SAGIA: Saudi Arabia is investing tens of billions of dollars in launching four Economic Cities. They are public-private partnerships that will create tomorrow's most attractive investment platforms for foreign companies. These developments combine world-class infrastructure, cutting-edge design principles, and special incentives and streamlined processes to create foreign investment-led hubs in knowledge-based industries and other crucial sectors. The four new Economic Cities at a cost of more than $60 billion are fully planned and under construction where it is expected up to five million residents will live, work and play. Each will be an exciting metropolis, designed to maximize investment potential and deliver huge advantage to businesses located there. This visionary development project will promote economic diversification, create over a million new job opportunities with homes for four to five million residents, and contribute $150 billion to Saudi's GDP. Each will have unparalleled standards of living. Built on specially selected "green field" sites and strategically located around the nation, each city is being planned as the ultimate in 21st-century urban living and working. Residents and workers will enjoy a virtually unique combination of high-quality housing, modern amenities, excellent sports and recreational facilities and world-class specialist healthcare. International schools will offer global curricula for workers' children from around the world, while luxurious malls will offer shops and restaurants. Each city will feature modern building design, world-class services and infrastructure and ubiquitous connectivity. These built-in advantages combined with attractive investment incentives and a supportive regulatory environment will create significant competitive advantages for business. SAGIA is also working with leading environmental institutions to ensure that the Economic Cities are developed with minimum negative environmental impact and maximum energy efficiency and sustainability.

Editor: What are some of Saudi Arabia's strategic targets?

SAGIA: One of the keys today to building an infrastructure for business is to have a state-of-the-art communications infrastructure. For example, ICT-enabled services providers (such as data centers) will be able to leverage Saudi Arabia's unique access to low-cost power and state-of-the-art communications infrastructure to efficiently service global customers. Software and other content providers enjoy a secure environment for commercialization, thanks to significant progress on intellectual property rights (IPR) laws by the Ministry of Commerce and the CITC.

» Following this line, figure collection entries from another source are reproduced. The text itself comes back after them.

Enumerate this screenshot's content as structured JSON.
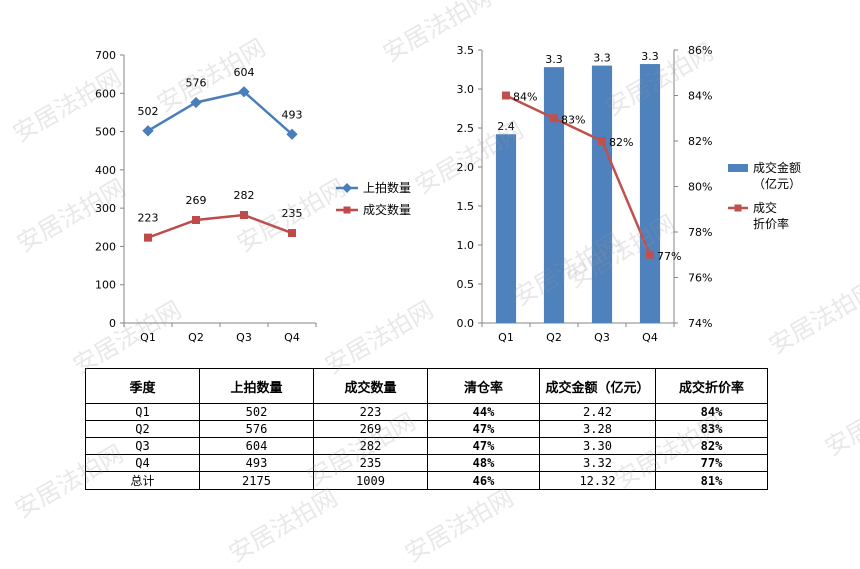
{
  "chart_data": [
    {
      "type": "line",
      "categories": [
        "Q1",
        "Q2",
        "Q3",
        "Q4"
      ],
      "series": [
        {
          "name": "上拍数量",
          "values": [
            502,
            576,
            604,
            493
          ],
          "color": "#4A7EBB"
        },
        {
          "name": "成交数量",
          "values": [
            223,
            269,
            282,
            235
          ],
          "color": "#BE4B48"
        }
      ],
      "ylim": [
        0,
        700
      ],
      "yticks": [
        0,
        100,
        200,
        300,
        400,
        500,
        600,
        700
      ],
      "grid": false,
      "legend": "right"
    },
    {
      "type": "bar+line",
      "categories": [
        "Q1",
        "Q2",
        "Q3",
        "Q4"
      ],
      "series": [
        {
          "name": "成交金额（亿元）",
          "type": "bar",
          "axis": "left",
          "values": [
            2.42,
            3.28,
            3.3,
            3.32
          ],
          "labels": [
            "2.4",
            "3.3",
            "3.3",
            "3.3"
          ],
          "color": "#4F81BD"
        },
        {
          "name": "成交折价率",
          "type": "line",
          "axis": "right",
          "values": [
            84,
            83,
            82,
            77
          ],
          "labels": [
            "84%",
            "83%",
            "82%",
            "77%"
          ],
          "color": "#C0504D"
        }
      ],
      "ylim": [
        0,
        3.5
      ],
      "yticks": [
        "0.0",
        "0.5",
        "1.0",
        "1.5",
        "2.0",
        "2.5",
        "3.0",
        "3.5"
      ],
      "y2lim": [
        74,
        86
      ],
      "y2ticks": [
        "74%",
        "76%",
        "78%",
        "80%",
        "82%",
        "84%",
        "86%"
      ],
      "legend_lines": [
        [
          "成交金额",
          "（亿元）"
        ],
        [
          "成交",
          "折价率"
        ]
      ],
      "grid": false,
      "legend": "right"
    },
    {
      "type": "table",
      "headers": [
        "季度",
        "上拍数量",
        "成交数量",
        "清仓率",
        "成交金额（亿元）",
        "成交折价率"
      ],
      "rows": [
        [
          "Q1",
          "502",
          "223",
          "44%",
          "2.42",
          "84%"
        ],
        [
          "Q2",
          "576",
          "269",
          "47%",
          "3.28",
          "83%"
        ],
        [
          "Q3",
          "604",
          "282",
          "47%",
          "3.30",
          "82%"
        ],
        [
          "Q4",
          "493",
          "235",
          "48%",
          "3.32",
          "77%"
        ],
        [
          "总计",
          "2175",
          "1009",
          "46%",
          "12.32",
          "81%"
        ]
      ]
    }
  ],
  "watermark": "安居法拍网"
}
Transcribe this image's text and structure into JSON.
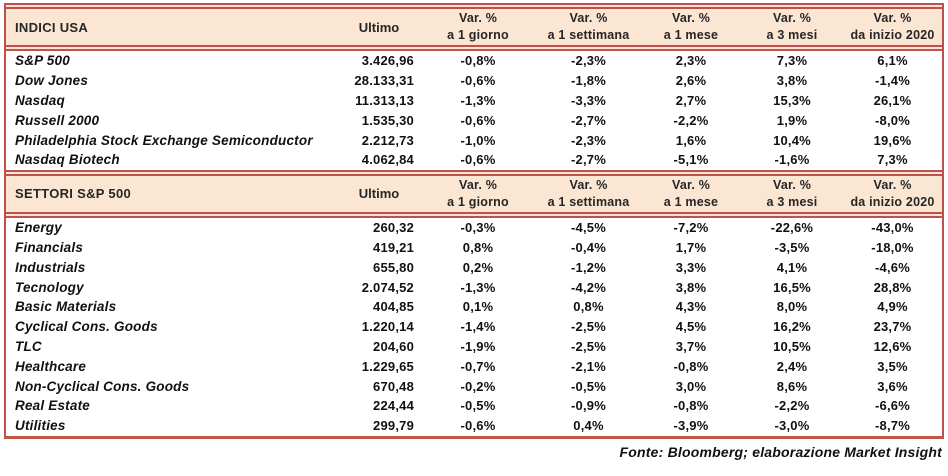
{
  "columns": {
    "ultimo": "Ultimo",
    "var_label": "Var. %",
    "periods": [
      "a 1 giorno",
      "a 1 settimana",
      "a 1 mese",
      "a 3 mesi",
      "da inizio 2020"
    ]
  },
  "sections": [
    {
      "title": "INDICI USA",
      "rows": [
        {
          "name": "S&P 500",
          "ultimo": "3.426,96",
          "vars": [
            "-0,8%",
            "-2,3%",
            "2,3%",
            "7,3%",
            "6,1%"
          ]
        },
        {
          "name": "Dow Jones",
          "ultimo": "28.133,31",
          "vars": [
            "-0,6%",
            "-1,8%",
            "2,6%",
            "3,8%",
            "-1,4%"
          ]
        },
        {
          "name": "Nasdaq",
          "ultimo": "11.313,13",
          "vars": [
            "-1,3%",
            "-3,3%",
            "2,7%",
            "15,3%",
            "26,1%"
          ]
        },
        {
          "name": "Russell 2000",
          "ultimo": "1.535,30",
          "vars": [
            "-0,6%",
            "-2,7%",
            "-2,2%",
            "1,9%",
            "-8,0%"
          ]
        },
        {
          "name": "Philadelphia Stock Exchange Semiconductor",
          "ultimo": "2.212,73",
          "vars": [
            "-1,0%",
            "-2,3%",
            "1,6%",
            "10,4%",
            "19,6%"
          ]
        },
        {
          "name": "Nasdaq Biotech",
          "ultimo": "4.062,84",
          "vars": [
            "-0,6%",
            "-2,7%",
            "-5,1%",
            "-1,6%",
            "7,3%"
          ]
        }
      ]
    },
    {
      "title": "SETTORI S&P 500",
      "rows": [
        {
          "name": "Energy",
          "ultimo": "260,32",
          "vars": [
            "-0,3%",
            "-4,5%",
            "-7,2%",
            "-22,6%",
            "-43,0%"
          ]
        },
        {
          "name": "Financials",
          "ultimo": "419,21",
          "vars": [
            "0,8%",
            "-0,4%",
            "1,7%",
            "-3,5%",
            "-18,0%"
          ]
        },
        {
          "name": "Industrials",
          "ultimo": "655,80",
          "vars": [
            "0,2%",
            "-1,2%",
            "3,3%",
            "4,1%",
            "-4,6%"
          ]
        },
        {
          "name": "Tecnology",
          "ultimo": "2.074,52",
          "vars": [
            "-1,3%",
            "-4,2%",
            "3,8%",
            "16,5%",
            "28,8%"
          ]
        },
        {
          "name": "Basic Materials",
          "ultimo": "404,85",
          "vars": [
            "0,1%",
            "0,8%",
            "4,3%",
            "8,0%",
            "4,9%"
          ]
        },
        {
          "name": "Cyclical Cons. Goods",
          "ultimo": "1.220,14",
          "vars": [
            "-1,4%",
            "-2,5%",
            "4,5%",
            "16,2%",
            "23,7%"
          ]
        },
        {
          "name": "TLC",
          "ultimo": "204,60",
          "vars": [
            "-1,9%",
            "-2,5%",
            "3,7%",
            "10,5%",
            "12,6%"
          ]
        },
        {
          "name": "Healthcare",
          "ultimo": "1.229,65",
          "vars": [
            "-0,7%",
            "-2,1%",
            "-0,8%",
            "2,4%",
            "3,5%"
          ]
        },
        {
          "name": "Non-Cyclical Cons. Goods",
          "ultimo": "670,48",
          "vars": [
            "-0,2%",
            "-0,5%",
            "3,0%",
            "8,6%",
            "3,6%"
          ]
        },
        {
          "name": "Real Estate",
          "ultimo": "224,44",
          "vars": [
            "-0,5%",
            "-0,9%",
            "-0,8%",
            "-2,2%",
            "-6,6%"
          ]
        },
        {
          "name": "Utilities",
          "ultimo": "299,79",
          "vars": [
            "-0,6%",
            "0,4%",
            "-3,9%",
            "-3,0%",
            "-8,7%"
          ]
        }
      ]
    }
  ],
  "footer": "Fonte: Bloomberg; elaborazione Market Insight",
  "colors": {
    "header_background": "#fbe5d3",
    "border_red": "#c0504d",
    "bottom_rule": "#c25844",
    "text": "#111111"
  }
}
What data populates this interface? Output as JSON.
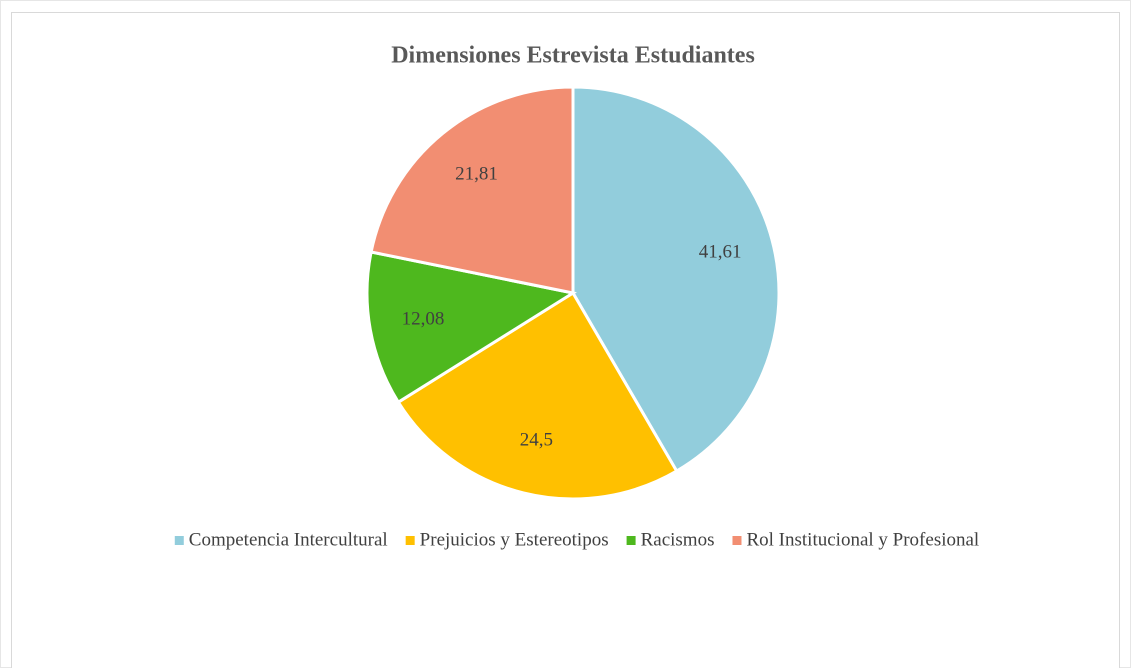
{
  "chart_data": {
    "type": "pie",
    "title": "Dimensiones Estrevista Estudiantes",
    "categories": [
      "Competencia Intercultural",
      "Prejuicios y Estereotipos",
      "Racismos",
      "Rol Institucional y Profesional"
    ],
    "values": [
      41.61,
      24.5,
      12.08,
      21.81
    ],
    "value_labels": [
      "41,61",
      "24,5",
      "12,08",
      "21,81"
    ],
    "colors": [
      "#92cddc",
      "#ffc000",
      "#4eb81e",
      "#f28e72"
    ],
    "legend": "bottom"
  }
}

Saudi Arabia is a nation that is looking to, and preparing for, a different kind of future, a future that revolves around investment. New communications infrastructures, new transport routes, state-of-the-art industrial complexes, dynamic training opportunities and a commitment to greater business efficiencies - all of these things and many more will be delivered through Saudi's focused investment, helping to build a nation of sustainable prosperity. To capitalize on its geographic advantages, Saudi Arabia has set itself three strategic targets: (1) to become the global capital of energy. Up and downstream petrochemicals, minerals, power and water are all vital to the Saudi and global economy; (2) to act as a transport and logistical hub between east and west. Saudi Arabia's roads, railways and air links create a potential consumer base of more than 250 million, all within three hours' reach; and (3) to transform its knowledge-based industries, i.e., healthcare, life science, education and information technology (IT). These industries are all crucial drivers of long-term, sustainable development.